FlamesNation Mailbag: Closing out March’s mailbags with a look towards the off-season

Photo credit:Mike Gould
Ryan Pike
3 months ago
Friends, the Calgary Flames have just a dozen games remaining on their 2023-24 regular season schedule. With their playoff hopes faint (and getting fainter by the day, unfortunately), the minds of fans appear to be focused on the club’s future and off-season.
Let’s close out our March run of mailbags!
I’m a paranoid type, so I don’t think there are every any true coincidences.
But I think the Flames collecting players from the Russian sphere of influence is due to a mixture of availability and opportunity. If you look in the Flames’ system, right now they have 10 Russian-born players and two Belarusian-born players on their reserve list. If you’re trying to help players succeed, having them surrounded by players they can relate and communicate with is really important, especially if you’re trying to help players learn skills, tactics, team culture, and a bunch of other things. (See how the Flames have utilized their talented Swedes to support each other, as well as attract other Swedes. That’s kind of how it looks when it works well.)
So the Flames have had the opportunity to collect a bunch of talented Russians and Belarusians over the past few years, and because of that they’ve opted to collect a few. We’ll see how this tactic works out, but a few of them have definitely adapted well to pro hockey and made the Flames and Wranglers tougher to play against.
In terms of Wranglers additions: In addition to Joni Jurmo, who’s joining the Wranglers on Tuesday (via Postmedia’s Danny Austin), I would expect to see WHL forward Parker Bell (who’s already on an NHL deal) to join the Wranglers this coming week as his Tri-City Americans have finished their WHL campaign.
After that, keep an eye on what happens with Samuel Honzek and Jaden Lipinski as the Vancouver Giants traverse the WHL playoffs. The Giants have a tough first-round match-up on the books against the Everett Silvertips and I suspect that if their season ends, they’ll explore moving one or both of those youngsters to the Wranglers to continue their development. The nice thing about the Flames having the Wranglers in town is that they can collect some players whose junior seasons have ended and get a head start on their summer development work by giving them a few days (or weeks, depending on each player’s situation) with the AHL group.
Aside from the NHL Draft in Las Vegas, I have no set travel plans for the off-season as of yet.
I would be fascinated to see what the Flames’ data crew has on Yegor Sharangovich’s game. He’s been a superb offensive winger this season and he’s shown the ability to find quiet areas of the ice, get open for scoring opportunities, and to bury those chances. As a centre, he’s been fine, but his time up the middle has definitely slowed his offensive output a bit.
Sharangovich has definitely out-performed his current $3.1 million cap hit. My big question is whether this level can be sustained. I imagine Sharangovich’s representation chats with the Flames during the summer regarding his desire to be a Flame for the long-term – it seems to have been a great fit for team and player – and they’ll probably kick around a few contract concepts. The desire to work something out is likely there, but we’ll see if they can reach common ground on term and dollars.

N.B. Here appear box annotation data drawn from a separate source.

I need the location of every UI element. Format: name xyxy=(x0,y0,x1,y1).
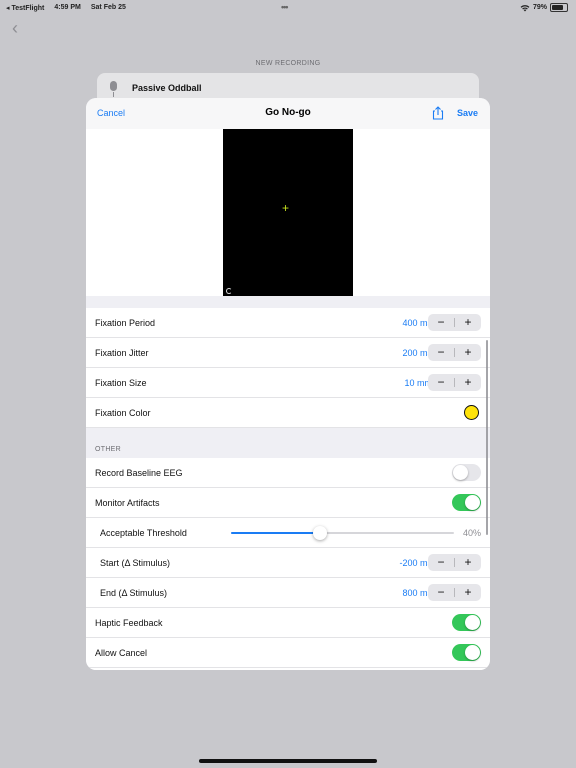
section-header-new-recording: NEW RECORDING xyxy=(255,60,321,67)
sheet-title: Go No-go xyxy=(265,107,311,118)
back-chevron-icon[interactable]: ‹ xyxy=(12,18,18,39)
acceptable-threshold-slider[interactable] xyxy=(231,526,454,540)
allow-cancel-label: Allow Cancel xyxy=(95,648,148,658)
fixation-size-stepper: − + xyxy=(428,374,481,391)
fixation-color-label: Fixation Color xyxy=(95,408,151,418)
increment-button[interactable]: + xyxy=(455,374,481,391)
fixation-jitter-stepper: − + xyxy=(428,344,481,361)
record-baseline-label: Record Baseline EEG xyxy=(95,468,183,478)
back-to-app-link[interactable]: ◂ TestFlight xyxy=(6,4,44,12)
setting-row-fixation-color: Fixation Color xyxy=(86,398,490,428)
fixation-period-stepper: − + xyxy=(428,314,481,331)
haptic-feedback-label: Haptic Feedback xyxy=(95,618,163,628)
battery-percent: 79% xyxy=(532,4,547,11)
monitor-artifacts-label: Monitor Artifacts xyxy=(95,498,160,508)
section-header-other: OTHER xyxy=(86,428,490,458)
settings-list[interactable]: Fixation Period 400 ms − + Fixation Jitt… xyxy=(86,296,490,670)
increment-button[interactable]: + xyxy=(455,554,481,571)
setting-row-acceptable-threshold: Acceptable Threshold 40% xyxy=(86,518,490,548)
end-stepper: − + xyxy=(428,584,481,601)
navigation-bar: Cancel Go No-go Save xyxy=(86,98,490,130)
recording-card-title: Passive Oddball xyxy=(132,83,202,93)
battery-icon xyxy=(550,3,568,12)
fixation-cross: + xyxy=(282,201,290,215)
setting-row-monitor-artifacts: Monitor Artifacts xyxy=(86,488,490,518)
save-button[interactable]: Save xyxy=(457,108,478,118)
home-indicator[interactable] xyxy=(199,759,377,763)
fixation-period-label: Fixation Period xyxy=(95,318,156,328)
setting-row-record-baseline: Record Baseline EEG xyxy=(86,458,490,488)
setting-row-haptic-feedback: Haptic Feedback xyxy=(86,608,490,638)
end-label: End (Δ Stimulus) xyxy=(100,588,168,598)
record-baseline-toggle[interactable] xyxy=(452,464,481,481)
fixation-size-label: Fixation Size xyxy=(95,378,147,388)
decrement-button[interactable]: − xyxy=(428,314,454,331)
go-no-go-sheet: Cancel Go No-go Save + Fixation Period 4… xyxy=(86,98,490,670)
microphone-icon xyxy=(110,81,117,91)
allow-cancel-toggle[interactable] xyxy=(452,644,481,661)
share-icon[interactable] xyxy=(431,106,445,120)
acceptable-threshold-value: 40% xyxy=(462,528,481,538)
fixation-color-well[interactable] xyxy=(464,405,479,420)
increment-button[interactable]: + xyxy=(455,344,481,361)
fixation-jitter-label: Fixation Jitter xyxy=(95,348,149,358)
haptic-feedback-toggle[interactable] xyxy=(452,614,481,631)
setting-row-start: Start (Δ Stimulus) -200 ms − + xyxy=(86,548,490,578)
setting-row-partial xyxy=(86,668,490,670)
increment-button[interactable]: + xyxy=(455,584,481,601)
status-date: Sat Feb 25 xyxy=(90,4,126,11)
start-label: Start (Δ Stimulus) xyxy=(100,558,171,568)
start-stepper: − + xyxy=(428,554,481,571)
setting-row-fixation-period: Fixation Period 400 ms − + xyxy=(86,308,490,338)
multitasking-dots-icon[interactable]: ••• xyxy=(281,2,289,12)
setting-row-end: End (Δ Stimulus) 800 ms − + xyxy=(86,578,490,608)
scroll-indicator[interactable] xyxy=(486,340,488,535)
status-bar: ◂ TestFlight 4:59 PM Sat Feb 25 ••• 79% xyxy=(0,0,576,16)
acceptable-threshold-label: Acceptable Threshold xyxy=(100,528,187,538)
monitor-artifacts-toggle[interactable] xyxy=(452,494,481,511)
setting-row-fixation-jitter: Fixation Jitter 200 ms − + xyxy=(86,338,490,368)
setting-row-allow-cancel: Allow Cancel xyxy=(86,638,490,668)
increment-button[interactable]: + xyxy=(455,314,481,331)
setting-row-fixation-size: Fixation Size 10 mm − + xyxy=(86,368,490,398)
preview-screen: + xyxy=(223,129,353,296)
decrement-button[interactable]: − xyxy=(428,374,454,391)
stimulus-preview: + xyxy=(86,129,490,296)
wifi-icon xyxy=(520,4,530,11)
decrement-button[interactable]: − xyxy=(428,344,454,361)
status-time: 4:59 PM xyxy=(54,4,81,11)
slider-thumb[interactable] xyxy=(313,526,328,540)
loading-spinner-icon xyxy=(226,288,232,294)
decrement-button[interactable]: − xyxy=(428,554,454,571)
decrement-button[interactable]: − xyxy=(428,584,454,601)
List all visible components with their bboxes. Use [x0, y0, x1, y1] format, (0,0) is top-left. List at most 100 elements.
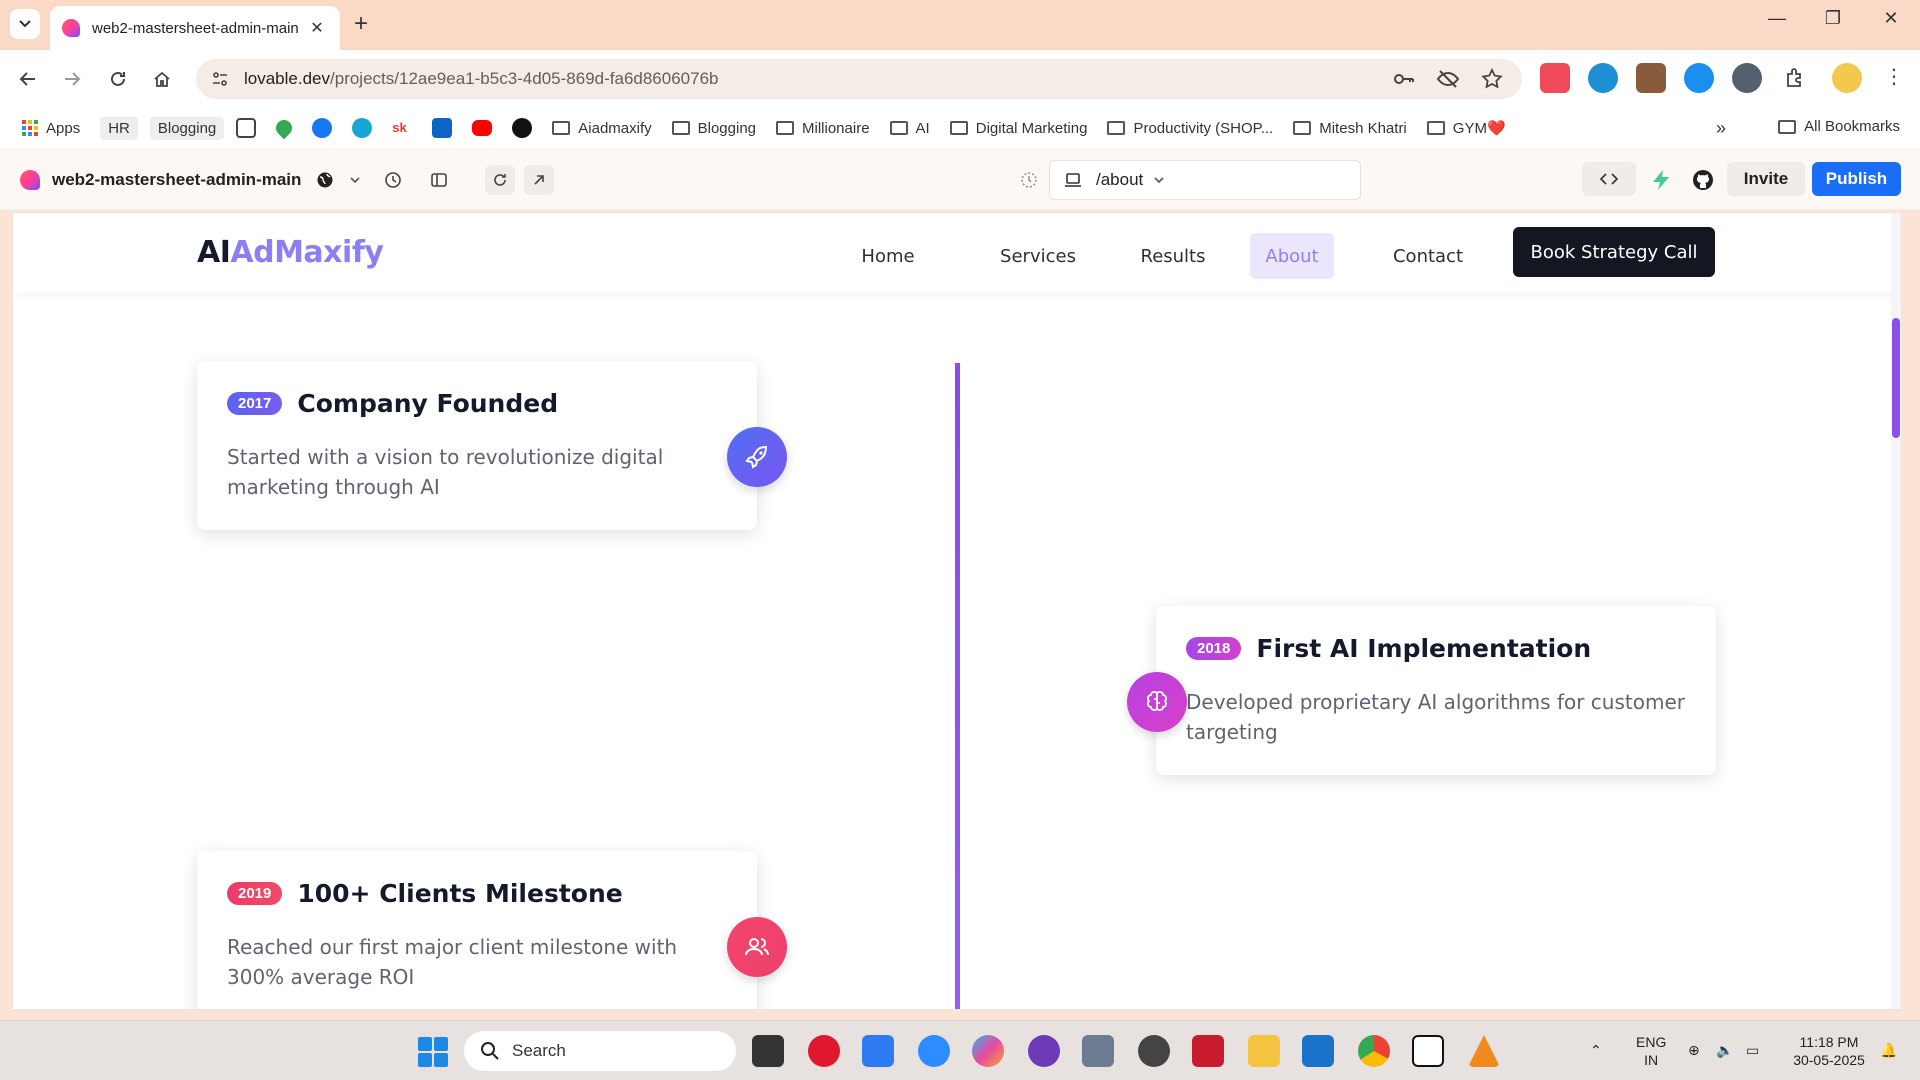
history-icon[interactable] — [380, 167, 406, 193]
opera-icon[interactable] — [808, 1035, 840, 1067]
canva-icon[interactable] — [352, 118, 373, 138]
menu-kebab-icon[interactable]: ⋮ — [1884, 64, 1904, 89]
nav-home[interactable]: Home — [851, 233, 925, 279]
star-bookmark-icon[interactable] — [1480, 67, 1504, 91]
extension-blue-icon[interactable] — [1684, 63, 1714, 93]
home-icon[interactable] — [148, 65, 176, 93]
nav-results[interactable]: Results — [1123, 233, 1223, 279]
card-title: 100+ Clients Milestone — [297, 879, 623, 908]
globe-icon[interactable] — [312, 167, 338, 193]
copilot-icon[interactable] — [972, 1035, 1004, 1067]
chevron-down-icon[interactable] — [342, 167, 368, 193]
notion-icon[interactable] — [1412, 1035, 1444, 1067]
calculator-icon[interactable] — [1082, 1035, 1114, 1067]
more-bookmarks-icon[interactable]: » — [1716, 118, 1726, 139]
task-view-icon[interactable] — [752, 1035, 784, 1067]
invite-button[interactable]: Invite — [1727, 162, 1805, 196]
nav-services[interactable]: Services — [983, 233, 1093, 279]
extension-brown-icon[interactable] — [1636, 63, 1666, 93]
battery-icon[interactable]: ▭ — [1746, 1041, 1759, 1059]
rocket-icon — [727, 427, 787, 487]
folder-icon — [1426, 121, 1445, 135]
new-tab-button[interactable]: + — [354, 11, 368, 37]
preview-scrollbar[interactable] — [1891, 213, 1901, 1009]
site-logo[interactable]: AIAdMaxify — [197, 235, 384, 270]
publish-button[interactable]: Publish — [1812, 162, 1901, 196]
sidebar-toggle-icon[interactable] — [426, 167, 452, 193]
todo-icon[interactable] — [862, 1035, 894, 1067]
bookmark-folder-productivity[interactable]: Productivity (SHOP... — [1107, 120, 1273, 137]
github-icon[interactable] — [1690, 167, 1716, 193]
clock[interactable]: 11:18 PM 30-05-2025 — [1784, 1033, 1874, 1069]
supabase-bolt-icon[interactable] — [1648, 167, 1674, 193]
all-bookmarks[interactable]: All Bookmarks — [1778, 118, 1900, 135]
taskbar-search[interactable]: Search — [464, 1031, 736, 1071]
nav-about[interactable]: About — [1250, 233, 1334, 279]
browser-tab[interactable]: web2-mastersheet-admin-main ✕ — [50, 6, 340, 50]
puzzle-extensions-icon[interactable] — [1780, 63, 1810, 93]
site-info-icon[interactable] — [208, 67, 232, 91]
bookmark-folder-millionaire[interactable]: Millionaire — [776, 120, 870, 137]
network-icon[interactable]: ⊕ — [1688, 1041, 1700, 1059]
tab-title: web2-mastersheet-admin-main — [92, 19, 299, 37]
card-title: First AI Implementation — [1256, 634, 1592, 663]
book-strategy-call-button[interactable]: Book Strategy Call — [1513, 227, 1715, 277]
extension-red-icon[interactable] — [1540, 63, 1570, 93]
grid-bookmark-icon[interactable] — [236, 118, 257, 138]
bookmark-folder-gym[interactable]: GYM❤️ — [1426, 119, 1506, 137]
zoom-icon[interactable] — [918, 1035, 950, 1067]
vlc-icon[interactable] — [1468, 1035, 1500, 1067]
bookmark-blogging-chip[interactable]: Blogging — [149, 116, 225, 140]
card-title: Company Founded — [297, 389, 559, 418]
extension-mouse-icon[interactable] — [1732, 63, 1762, 93]
linkedin-icon[interactable] — [432, 118, 453, 138]
window-close-icon[interactable]: ✕ — [1876, 8, 1906, 29]
youtube-icon[interactable] — [472, 120, 493, 136]
browser-tab-strip: web2-mastersheet-admin-main ✕ + — ❐ ✕ — [0, 0, 1920, 50]
project-name[interactable]: web2-mastersheet-admin-main — [52, 170, 301, 190]
card-description: Developed proprietary AI algorithms for … — [1186, 690, 1685, 744]
forward-icon[interactable] — [58, 65, 86, 93]
bookmark-folder-aiadmaxify[interactable]: Aiadmaxify — [552, 120, 652, 137]
bookmark-folder-ai[interactable]: AI — [889, 120, 930, 137]
minimize-icon[interactable]: — — [1762, 8, 1792, 29]
clock-app-icon[interactable] — [1138, 1035, 1170, 1067]
language-indicator[interactable]: ENG IN — [1636, 1033, 1666, 1069]
eye-off-icon[interactable] — [1436, 67, 1460, 91]
maps-icon[interactable] — [272, 116, 296, 140]
route-selector[interactable]: /about — [1049, 160, 1361, 200]
openai-icon[interactable] — [512, 118, 533, 138]
notification-icon[interactable]: 🔔 — [1880, 1041, 1897, 1059]
code-view-icon[interactable] — [1582, 162, 1636, 196]
recorder-icon[interactable] — [1192, 1035, 1224, 1067]
password-key-icon[interactable] — [1392, 67, 1416, 91]
tray-overflow-icon[interactable]: ⌃ — [1590, 1041, 1602, 1059]
profile-avatar[interactable] — [1832, 63, 1862, 93]
circle-app-icon[interactable] — [1028, 1035, 1060, 1067]
route-path: /about — [1096, 170, 1144, 189]
bookmark-apps[interactable]: Apps — [22, 120, 80, 137]
tab-search-button[interactable] — [10, 9, 40, 39]
bookmark-folder-mitesh-khatri[interactable]: Mitesh Khatri — [1293, 120, 1407, 137]
reload-icon[interactable] — [104, 65, 132, 93]
windows-start-icon[interactable] — [418, 1037, 448, 1067]
extension-clock-icon[interactable] — [1588, 63, 1618, 93]
restore-icon[interactable]: ❐ — [1818, 8, 1848, 29]
refresh-preview-icon[interactable] — [485, 165, 515, 195]
volume-icon[interactable]: 🔈 — [1716, 1041, 1733, 1059]
facebook-icon[interactable] — [312, 118, 333, 138]
bookmark-hr[interactable]: HR — [100, 116, 138, 140]
close-tab-icon[interactable]: ✕ — [306, 18, 328, 38]
back-icon[interactable] — [14, 65, 42, 93]
lovable-app-bar: web2-mastersheet-admin-main /about Invit… — [0, 148, 1920, 210]
chrome-icon[interactable] — [1358, 1035, 1390, 1067]
bookmark-folder-digital-marketing[interactable]: Digital Marketing — [949, 120, 1087, 137]
open-external-icon[interactable] — [524, 165, 554, 195]
nav-contact[interactable]: Contact — [1383, 233, 1473, 279]
window-app-icon[interactable] — [1302, 1035, 1334, 1067]
bookmark-folder-blogging[interactable]: Blogging — [671, 120, 756, 137]
sk-icon[interactable]: sk — [392, 118, 413, 138]
file-explorer-icon[interactable] — [1248, 1035, 1280, 1067]
address-bar[interactable]: lovable.dev/projects/12ae9ea1-b5c3-4d05-… — [196, 59, 1522, 99]
scrollbar-thumb[interactable] — [1892, 318, 1900, 438]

I would say a little of both. I think the Flames probably recognize what a lot of outsiders do: they’ll need some centre help – again, Sharangovich is probably best served on the wing long-term – and they could probably add to their defensive group with somebody that could be a shutdown compliment to the offensive-minded guys they already have in Rasmus Andersson, Oliver Kylington, MacKenzie Weegar and Daniil Miromanov. You can see the framework of a pretty interesting blueline group, if they can find some defensive minds to compliment them a bit.
In terms of movement, I’m expecting a Jacob Markstrom move. This isn’t informed by any inside info, but the way the whole thing has unfolded, I’m not sure if you can fully repair that relationship once he’s wrapped his mind around a departure. I could be wrong, though. I think the 2024-25 tandem is Dustin Wolf and a veteran of some kind. (Maybe that veteran is Markstrom.) If Markstrom isn’t here, and depending Dan Vladar’s injury status, you probably want a Cam Talbot type goaltender – a reliable, steady vet who won’t break the bank to acquire – to work with Wolf.
And given the team’s many, many talented young AHL wingers – looking at you, Jakob Pelletier and Matt Coronato – I think the Flames would consider moving a winger to open a spot for one of those young guys. Look at it this way: heading into next year’s camp, what’s the pathway for a new face to make the NHL roster? The wings may be the easiest spots to make room.
Again, I have no inside information on this so I’m making educated guesses based on the companies who spend the most on Flames-related programming: I would guess that somebody like Scotiabank, Telus or Rogers are the most likely naming partners. (Given Scotiabank is the naming-rights partner of the Saddledome, I suspect they would have the inside track.)